Do you remember when we either dressed in homemade outfits, or one of those boxed Ben Cooper costumes? That was back when Halloween costumes took up a shelf or two at Rexall Drugs or Neisner’s, not 25,000 square feet of display space in a seasonal specialty store. They consisted of a very flimsy fabric costume parody that we stepped into and then tied behind our necks. Each one had a plastic mask artfully designed to equally restrict both our vision and our breathing; that was fastened around our heads with a rubber band which always painfully snagged a few hairs when we removed it to see where we were going – or to gasp for a breath.
There were no “haunted attractions” to thrill us, scare us, and – primarily – empty our parents’ wallets. We had real haunted places (we believed) like the “haunted house” at the corner of Parkway and Valade, where we convinced each other that generations of previous owners were buried in the yard behind the iron fence surrounding the lot. I’ll never know how many pounds of candy we missed collecting on Halloween night because, just to play it safe, we avoided that entire block.

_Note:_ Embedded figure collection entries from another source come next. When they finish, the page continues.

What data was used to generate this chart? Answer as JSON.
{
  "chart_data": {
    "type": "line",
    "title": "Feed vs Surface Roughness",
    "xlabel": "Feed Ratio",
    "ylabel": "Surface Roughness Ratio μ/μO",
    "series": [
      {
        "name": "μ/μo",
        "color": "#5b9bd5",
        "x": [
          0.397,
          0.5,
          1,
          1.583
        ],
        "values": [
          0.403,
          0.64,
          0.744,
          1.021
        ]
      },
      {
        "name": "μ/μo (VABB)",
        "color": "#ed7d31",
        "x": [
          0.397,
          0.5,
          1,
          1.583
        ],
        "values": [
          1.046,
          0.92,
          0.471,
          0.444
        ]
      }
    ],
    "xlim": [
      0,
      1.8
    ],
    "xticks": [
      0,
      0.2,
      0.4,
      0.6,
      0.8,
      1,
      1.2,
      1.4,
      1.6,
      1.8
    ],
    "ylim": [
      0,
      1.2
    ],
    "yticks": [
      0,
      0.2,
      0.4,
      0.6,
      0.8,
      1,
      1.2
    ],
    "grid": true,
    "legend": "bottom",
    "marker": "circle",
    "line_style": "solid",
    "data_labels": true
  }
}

It seemed like there were hundreds of us kids on the street Halloween night dashing from door to door, jostling for position at each doorstep and shouting “Trick of Treat!” I don’t ever remember knocking or ringing a doorbell because the action was non-stop; nobody had time to close their front door!
Our treats were special too, weren’t they? Nobody worried about eating them before they were examined, X-rayed and scanned for trace elements. Heck, sometimes we ate them right on the porch where we got 'em … like Mrs. Shallaf’s homemade popcorn balls, and Mrs. Brown’s homemade caramel apples – she actually melted the Kraft caramels and dipped the apples herself!
And I remember collecting other special treats, too; ones that related to the neighbors who handed them out. I remember our Twin Pines milkman and pints of cold, delicious chocolate milk – we drained those between his porch and the sidewalk; and the Awrey Bakery deliveryman’s miniature loaves of bread. And, back then, the candy we got really was “fun size” – BIG.
“Dad! We need money!” my daughters cried out, snapping me out of my reminiscent trance at the cash register. Their arms were full of Halloween “must-haves” that I’d never seen before, but their eyes and faces were filled with something very familiar. Excitement. Hey, maybe Halloween hasn’t changed so much, after all.
Next stop was the pumpkin patch. The girls picked a couple of good ones and later that night, we carved them together at the kitchen table… with the knife we’ll use to carve the Thanksgiving turkey.